To command a running Praat GUI (or a new one if one wasn't running), you want sending
Praat --send "command"
sendpraat is roughly the same, e.g.
sendpraat 1000 praat "Read from file... hello.wav" "Play reverse" "Remove"
https://www.fon.hum.uva.nl/praat/manual/Scripting_6_9__Calling_from_the_command_line.html
"The phonetic font is not available"
Praat wants a font that covers all IPA characters in Unicode
Praat comes from a time where you likely needed to install SIL Doulos and/or SIL Charis to guarantee the IPA characters would show up.

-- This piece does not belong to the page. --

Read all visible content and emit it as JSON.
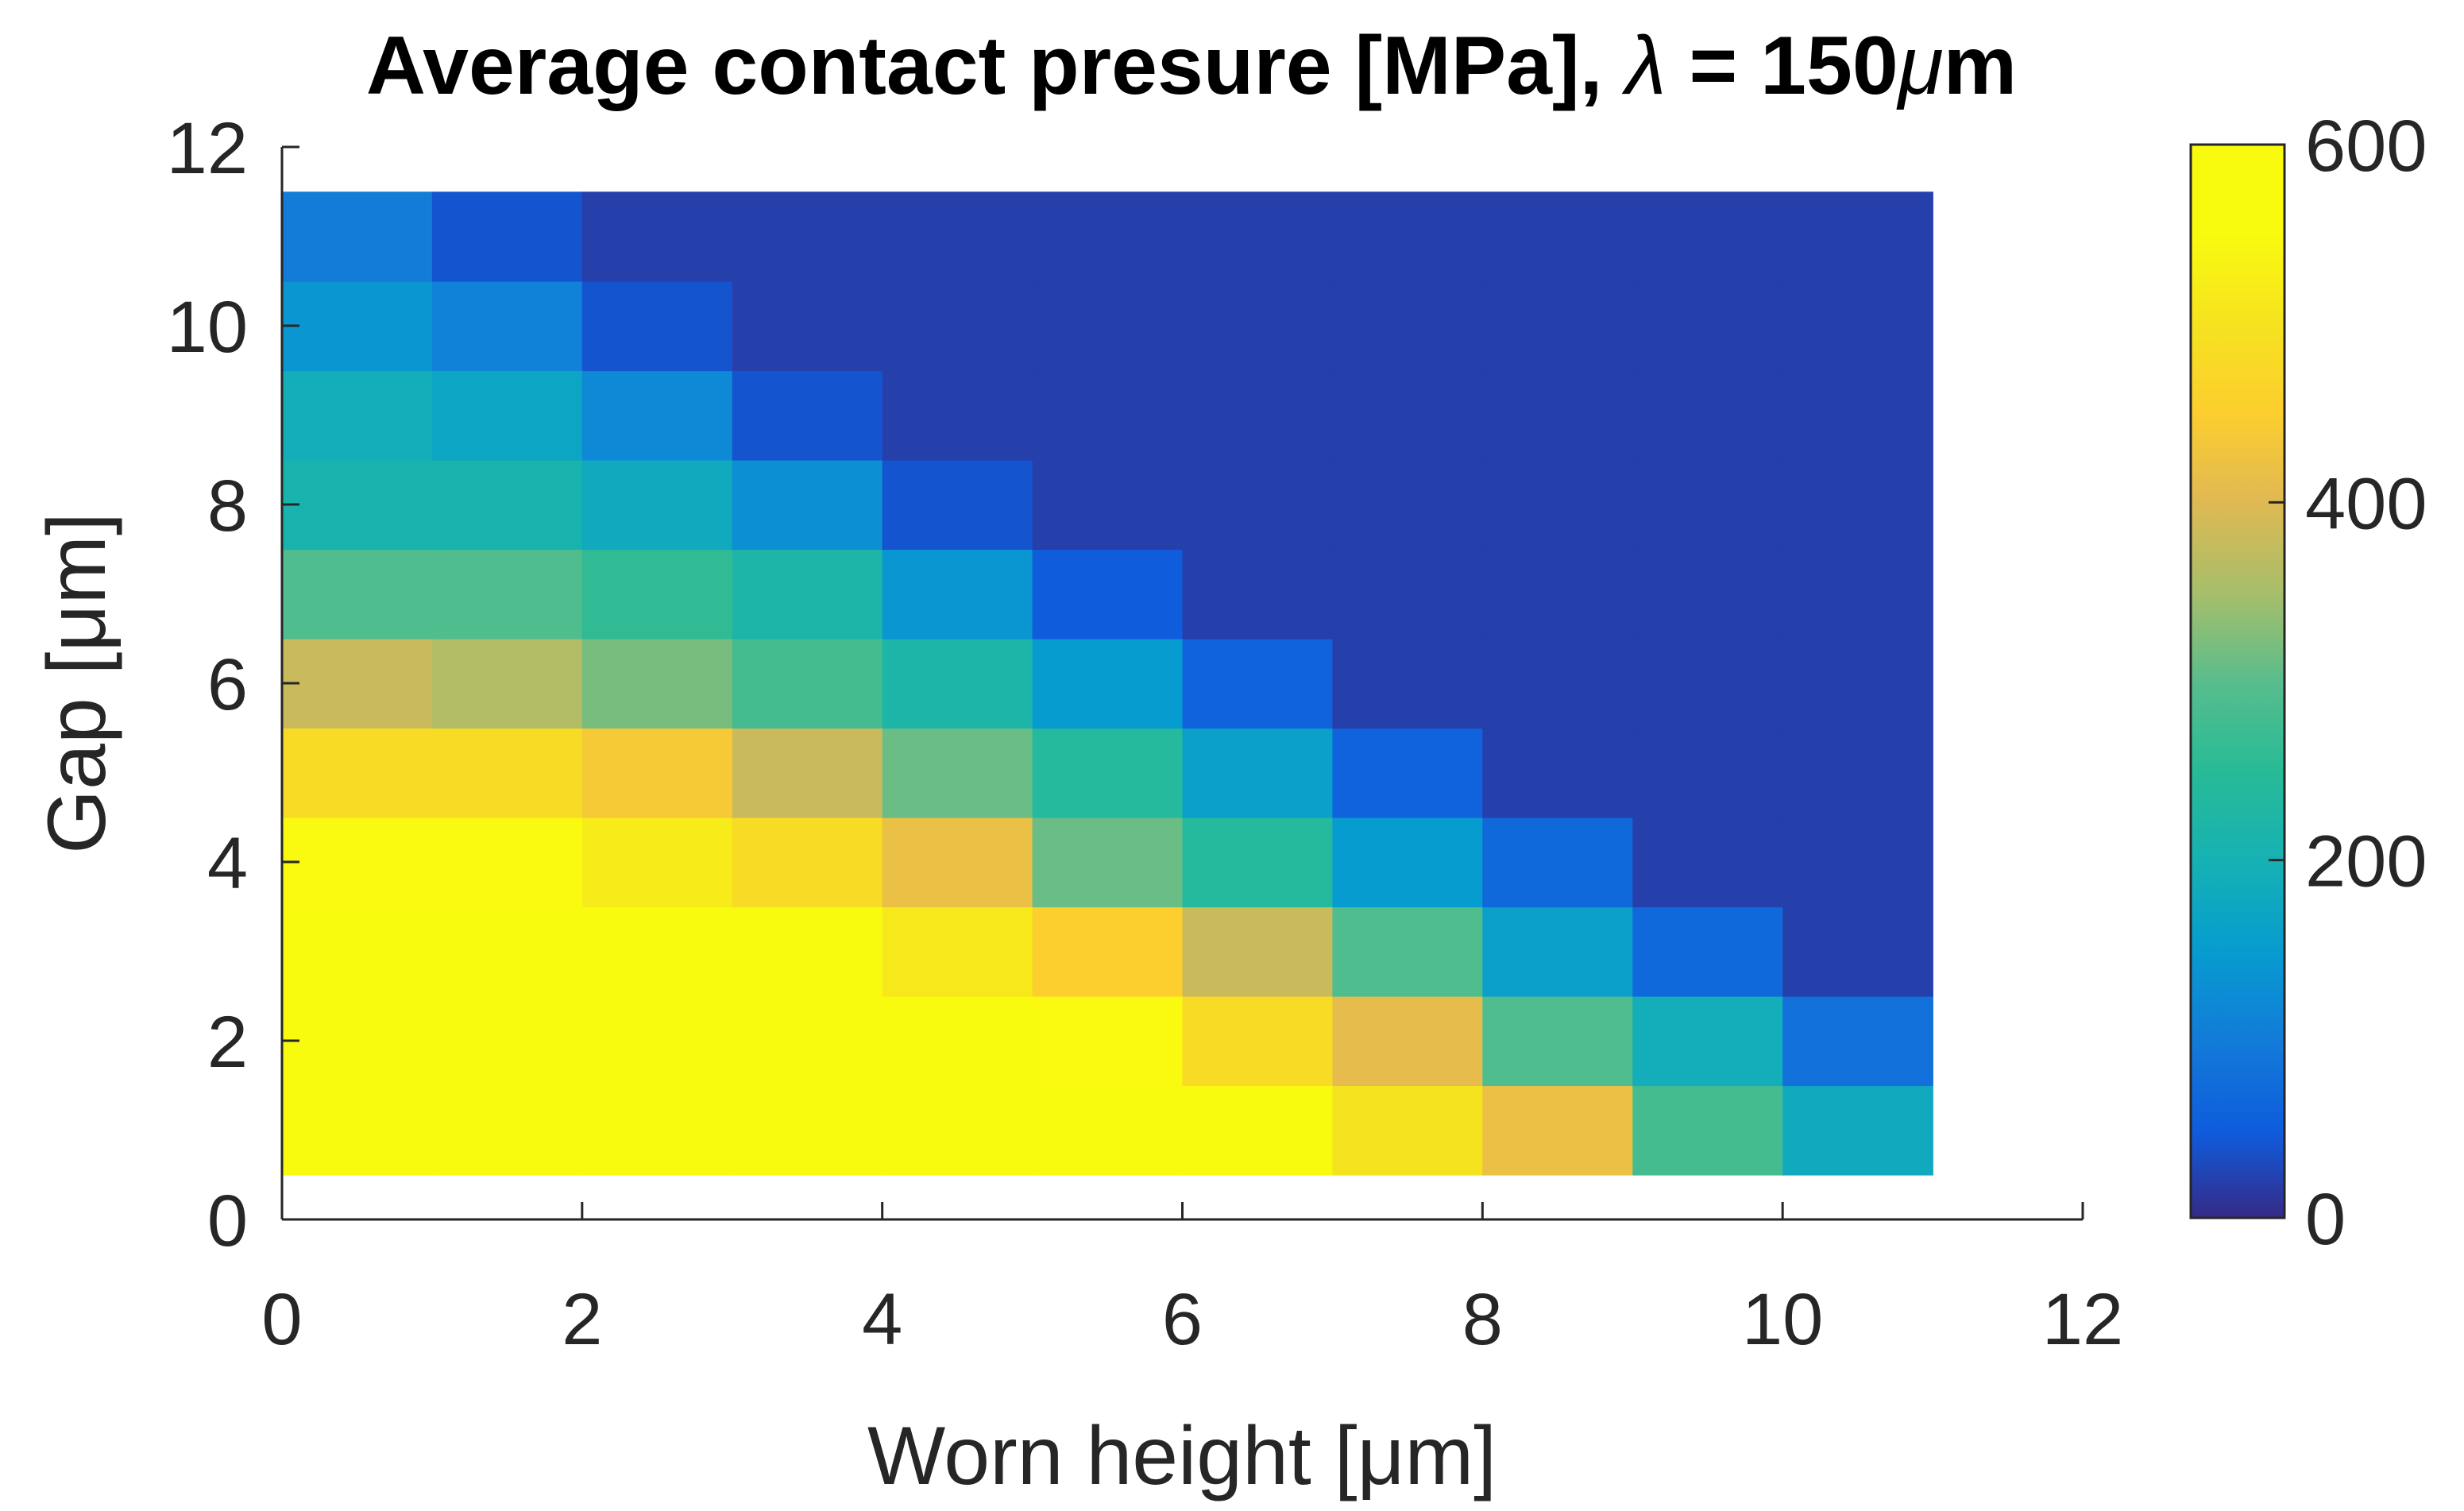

These days there are other fonts that cover them, but Praat still plays safe and still complains if you don't have those fonts installed. If it works, you can ignore the warning. If you want it to be quiet, you could install those fonts
See also: how to install fonts (in general)
Consider tweaking Windows
Showing file extensions
If you have made
Recording1.wav Recording1.Manipilation Recording1.PitchTier
then it is fairly clear what belongs together.
However, Windows typically hides extensions (that it knows about). This is nice for a uncluttered overview where you have a nice icon instead -- but less precise when using a computer as a tool. In particular, when explorer show you just
Recording1 Recording1 Recording1
that's less great.
If you want to see extensions:
- Win7: Tools : Folder options : View tab : uncheck "Hide extensions for known file types"
- Win10: Explorer window : View : check "File Name Extensions"
- Win11: Explorer window : View : Show : File Name Extensions
- OSX:
- Linux / Gnome:
Where is my configuration
Windows: %USERPROFILE%\Praat Linux: ~/.praat-dir OSX: ~/Library/Preferences/Praat Prefs/
...which are each shorthands that resolve to directory for user currently logged in
Consider: Open with
Why?
Say you often find yourself opening one file at a time with Praat's Open → Read from File to add a bunch of files
There are faster options.
Window's "Open with" associates a file extension with a program, after which it will run Praat.exe with that file -- which each ends up working as an "add to list".
How?
- Windows: Right-click a file (with an extension you want to associate with a program - you would have to do this once for each praat file extension)
- "Open With..."
- may require some extra clicking (varies with windows version) like "More apps", "look for more apps", scrolling, etc
- The first time you do this you also need to browse to where precisely the application is located on disk. If you've done that once it should be in the list of apps
Praat plugins and toolkit notes
Praat plugins
Praat is extendible, in a few different ways
Run commands that happen to alter buttons file permanently
If you run Add action command: and Add menu command: yourself or from a regular script, it will permanently altering the buttons file.
You can also put that in a script, which will be a "run once to install this" -- but consider the plugin way instead.
Upsides:
- nice way to incrementally make Praat do all the things you want
Downsides:
- over enough time you won't remember what you did
Put things in your Praat profile (Plugins)
Alternatively, place that exact same file in a new directory under your Praat preferences folder.
This will now be run at Praat startup, but not alter your buttons file.
Upsides:
- picking up what's there at each run is easier for development
Downsides:
- a little more work
Site installs
Not really there.
Permanent installation in a "regardless of who runs it" requires at least a one-time run (per user/install).
The closest you can do is have such a one-time install install a script that picks up something from a shared folder.
https://www.fon.hum.uva.nl/praat/manual/plug-ins.html
Plugin examples
Praat vocal toolkit
Praat Vocal Toolkit [11]
Plugin manager
ProsodyPro notes
http://www.homepages.ucl.ac.uk/~uclyyix/ProsodyPro/
Not a plugin in the sense of 'adds buttons to the interface', more of a script that when run, initiates a semi-automated annotation.